Does this template require CockroachDB to be PostgreSQL-compatible?

Yes. The template assumes CockroachDB is PostgreSQL-compatible and configures Django to connect accordingly.

How do I apply the copyable CLAUDE.md block?

Copy the block under Copyable CLAUDE.md Template and paste it into your CLAUDE.md file, then implement according to the notes.

What testing framework is recommended?

pytest-django for unit/integration tests; include tests for auth flows and API endpoints.

CLAUDE.md Template for Django Ninja + CockroachDB

Overview

The CLAUDE.md template is a copyable Claude Code blueprint for building a Django Ninja API backed by CockroachDB with a custom token-session authentication flow using Django ORM configuration. This page targets developers who want a ready-to-paste CLAUDE.md block and stack-specific guidance for Django Ninja + CockroachDB.

Direct answer: This CLAUDE.md Template provides a stack-specific, production-ready Claude Code block plus architectural and operational rules you can apply to a Django Ninja project using CockroachDB and a custom token-session auth workflow.

When to Use This CLAUDE.md Template

You are building a Django Ninja API that must scale with CockroachDB.
You need a standard CLAUDE.md block to document architecture, security, tests, and deployment for this stack.
You want a copy-paste-ready Claude Code block to seed documentation and onboarding.

Copyable CLAUDE.md Template

# CLAUDE.md

Project role:
- You are a senior backend engineer.

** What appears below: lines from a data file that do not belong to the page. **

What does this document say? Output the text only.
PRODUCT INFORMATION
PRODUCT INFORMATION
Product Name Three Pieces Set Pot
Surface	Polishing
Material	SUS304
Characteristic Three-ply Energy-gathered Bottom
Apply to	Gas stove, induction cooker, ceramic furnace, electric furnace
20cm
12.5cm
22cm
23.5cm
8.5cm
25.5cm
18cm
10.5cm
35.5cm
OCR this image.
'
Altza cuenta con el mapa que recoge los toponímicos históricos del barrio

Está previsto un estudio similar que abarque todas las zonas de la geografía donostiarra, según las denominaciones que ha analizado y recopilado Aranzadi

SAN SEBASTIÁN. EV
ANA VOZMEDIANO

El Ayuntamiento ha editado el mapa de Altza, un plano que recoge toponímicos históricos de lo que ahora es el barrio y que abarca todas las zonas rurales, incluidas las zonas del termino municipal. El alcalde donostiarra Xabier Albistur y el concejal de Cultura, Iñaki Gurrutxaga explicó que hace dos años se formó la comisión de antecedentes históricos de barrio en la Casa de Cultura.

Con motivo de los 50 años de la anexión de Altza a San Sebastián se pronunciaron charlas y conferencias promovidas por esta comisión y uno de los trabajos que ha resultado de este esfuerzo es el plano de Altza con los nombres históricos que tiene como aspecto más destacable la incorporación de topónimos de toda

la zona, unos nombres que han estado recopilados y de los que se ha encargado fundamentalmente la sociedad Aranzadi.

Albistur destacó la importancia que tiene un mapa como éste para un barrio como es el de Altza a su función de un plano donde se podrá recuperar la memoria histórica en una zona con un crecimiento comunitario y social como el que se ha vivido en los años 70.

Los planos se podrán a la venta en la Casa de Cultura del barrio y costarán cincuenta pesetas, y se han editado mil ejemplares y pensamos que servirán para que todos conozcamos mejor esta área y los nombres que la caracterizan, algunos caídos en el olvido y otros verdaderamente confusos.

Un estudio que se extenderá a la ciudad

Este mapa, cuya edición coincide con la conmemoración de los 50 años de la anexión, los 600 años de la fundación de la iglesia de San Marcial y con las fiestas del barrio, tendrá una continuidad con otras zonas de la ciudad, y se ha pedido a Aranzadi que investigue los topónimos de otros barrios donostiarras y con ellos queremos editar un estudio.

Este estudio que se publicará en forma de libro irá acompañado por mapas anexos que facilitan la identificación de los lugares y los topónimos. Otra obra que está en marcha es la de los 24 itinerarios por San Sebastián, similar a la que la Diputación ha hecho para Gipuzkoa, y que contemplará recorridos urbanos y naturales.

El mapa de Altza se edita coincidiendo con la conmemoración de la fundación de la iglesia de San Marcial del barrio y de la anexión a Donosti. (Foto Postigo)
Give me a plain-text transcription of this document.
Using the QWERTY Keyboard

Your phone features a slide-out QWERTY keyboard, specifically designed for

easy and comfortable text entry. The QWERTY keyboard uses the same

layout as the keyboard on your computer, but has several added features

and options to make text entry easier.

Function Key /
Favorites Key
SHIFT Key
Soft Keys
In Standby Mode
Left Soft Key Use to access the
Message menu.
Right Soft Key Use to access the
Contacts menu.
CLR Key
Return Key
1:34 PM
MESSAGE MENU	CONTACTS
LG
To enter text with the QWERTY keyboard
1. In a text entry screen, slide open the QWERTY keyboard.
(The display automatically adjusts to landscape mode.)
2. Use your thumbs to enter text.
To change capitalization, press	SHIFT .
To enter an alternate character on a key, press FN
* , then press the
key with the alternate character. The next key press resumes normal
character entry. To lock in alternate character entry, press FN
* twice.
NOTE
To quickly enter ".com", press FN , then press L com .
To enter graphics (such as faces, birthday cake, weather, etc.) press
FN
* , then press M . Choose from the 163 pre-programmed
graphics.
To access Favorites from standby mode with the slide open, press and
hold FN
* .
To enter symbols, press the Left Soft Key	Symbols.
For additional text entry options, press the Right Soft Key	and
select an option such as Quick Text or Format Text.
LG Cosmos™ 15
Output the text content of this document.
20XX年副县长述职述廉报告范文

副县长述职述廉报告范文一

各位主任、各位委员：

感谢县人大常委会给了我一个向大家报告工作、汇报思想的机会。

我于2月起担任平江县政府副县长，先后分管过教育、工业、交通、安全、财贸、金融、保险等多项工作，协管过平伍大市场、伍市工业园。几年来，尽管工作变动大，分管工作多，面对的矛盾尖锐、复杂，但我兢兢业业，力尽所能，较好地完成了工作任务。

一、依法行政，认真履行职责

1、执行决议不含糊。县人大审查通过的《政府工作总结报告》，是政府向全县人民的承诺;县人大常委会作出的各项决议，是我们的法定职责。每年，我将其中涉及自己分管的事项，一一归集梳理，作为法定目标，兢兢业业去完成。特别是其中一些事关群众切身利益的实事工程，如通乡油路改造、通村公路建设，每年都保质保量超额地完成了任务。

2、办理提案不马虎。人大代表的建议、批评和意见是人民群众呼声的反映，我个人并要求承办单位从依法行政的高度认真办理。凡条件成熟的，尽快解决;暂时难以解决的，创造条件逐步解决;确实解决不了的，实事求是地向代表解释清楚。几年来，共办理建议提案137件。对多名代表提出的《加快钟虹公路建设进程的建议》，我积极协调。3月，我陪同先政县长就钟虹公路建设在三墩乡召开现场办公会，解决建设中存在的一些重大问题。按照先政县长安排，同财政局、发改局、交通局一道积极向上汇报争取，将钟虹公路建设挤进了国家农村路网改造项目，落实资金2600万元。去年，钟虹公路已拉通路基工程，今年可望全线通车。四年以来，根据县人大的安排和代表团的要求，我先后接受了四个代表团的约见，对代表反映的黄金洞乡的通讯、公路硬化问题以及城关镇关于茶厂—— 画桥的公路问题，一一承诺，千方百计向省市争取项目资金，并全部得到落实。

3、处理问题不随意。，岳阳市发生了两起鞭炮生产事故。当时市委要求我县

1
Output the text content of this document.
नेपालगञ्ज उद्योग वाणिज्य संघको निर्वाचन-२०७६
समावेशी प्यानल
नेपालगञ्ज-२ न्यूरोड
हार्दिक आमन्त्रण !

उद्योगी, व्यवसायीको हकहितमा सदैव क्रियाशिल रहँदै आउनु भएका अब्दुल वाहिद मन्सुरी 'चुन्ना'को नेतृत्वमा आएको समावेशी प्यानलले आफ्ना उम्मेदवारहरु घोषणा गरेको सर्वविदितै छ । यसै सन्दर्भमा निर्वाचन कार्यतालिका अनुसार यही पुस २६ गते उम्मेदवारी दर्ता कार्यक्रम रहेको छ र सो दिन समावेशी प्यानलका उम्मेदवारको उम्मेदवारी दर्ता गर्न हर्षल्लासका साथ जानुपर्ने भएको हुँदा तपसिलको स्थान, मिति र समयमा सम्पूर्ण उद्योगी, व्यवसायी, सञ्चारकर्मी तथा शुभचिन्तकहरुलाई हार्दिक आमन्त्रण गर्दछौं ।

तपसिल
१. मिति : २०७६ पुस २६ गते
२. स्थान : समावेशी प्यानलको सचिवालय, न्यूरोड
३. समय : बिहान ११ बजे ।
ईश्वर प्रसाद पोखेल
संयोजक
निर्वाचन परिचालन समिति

You orchestrate a Django Ninja API backed by CockroachDB and implement a robust custom token-session authentication flow using Django ORM configuration.

Architecture rules:
- Use Django as the runtime and Django Ninja for API definitions.
- CockroachDB is the primary database; use PostgreSQL-compatible settings and the psycopg2/psycopg3 driver.
- All API endpoints must be defined via Django Ninja routers with explicit type hints and validators.
- Secrets must be sourced from environment variables; never commit credentials.

File structure rules:
- Maintain a Django project layout with a single source of truth in config/ and apps/api/
- Use a dedicated app for API endpoints (apps/api/)
- Include a separate tests/ directory under the API app
- Requirements.txt should pin Django, django-ninja, psycopg2-binary, and any auth libs

Authentication rules:
- Implement a Custom Token Session Auth endpoint:
  - POST /auth/token/ to issue a token for valid credentials
  - Use HttpOnly secure cookies or token headers depending on client
  - Tokens are hashed and stored with expiry; cannot be easily forged
- Override default Django authentication to use the custom token flow for API requests
- Tokens must be invalidated on logout and after expiry

Database rules:
- Configure CockroachDB as the default DATABASES backend using a PostgreSQL-compatible engine
- Use a dedicated User model with UUID primary keys where applicable
- Enforce migrations for schema changes; never run without migrations in production

Validation rules:
- Use Django model validators and Django Ninja pydantic-like schemas for request validation
- Validate all inputs server-side; return explicit field-level errors

Security rules:
- Do not store secret keys in code; use environment-based secret management
- Enable CSRF protection for non-API endpoints; disable only for sanctioned API calls with token auth
- Use HttpOnly, Secure cookies for tokens when possible
- Hash tokens in the database and rotate them regularly

Testing rules:
- Use pytest-django for unit and integration tests
- Include tests for authentication, API endpoints, and database interactions
- Run migrations during test setup and mock external services where applicable

Deployment rules:
- Use Gunicorn with Django WSGI server or an ASGI adapter if you upgrade to Django channels
- Use a robust reverse proxy and proper TLS termination
- Pin dependencies and lock file in production builds

Things Claude must not do:
- Do not fabricate database schemas or endpoints that do not exist
- Do not bypass migrations or security checks
- Do not hard-code secrets or sample tokens in the CLAUDE.md template
- Do not assume SQLite; CockroachDB must be used in production

Recommended Project Structure

Stack-specific directory layout for Django Ninja + CockroachDB with a custom token session authentication:

django_ninja_cockroachdb/
├── manage.py
├── config/
│   ├── __init__.py
│   ├── asgi.py
│   ├── settings.py
│   └── urls.py
├── apps/
│   └── api/
│       ├── __init__.py
│       ├── models.py
│       ├── api.py
│       ├── schemas.py
│       ├── router.py
│       └── tests/
├── requirements.txt
└── .env

Core Engineering Principles

Security by default: treat token data and credentials as highly sensitive and encrypted at rest and in transit.
Declarative configuration: centralize settings in Django settings and environment variables; Claude Code should not obscure them.
Idempotent deploys: migrations must be safe to re-run; avoid destructive schema changes without a plan.
Strict separation: API layer (Django Ninja) is clearly separated from ORM models and database concerns.
PostgreSQL compatibility: CockroachDB is used with PostgreSQL-compatible settings; avoid vendor-specific shortcuts.

Code Construction Rules

Prefer explicit types in Django Ninja schemas; always validate inputs.
Keep authentication logic in a dedicated module; avoid scattering token logic across views.
Define a clear model for tokens with expiry and rotation semantics.
Use Django ORM and querysets for all data access; minimize raw SQL usage.
Document all API endpoints with precise request/response schemas in the CLAUDE.md block.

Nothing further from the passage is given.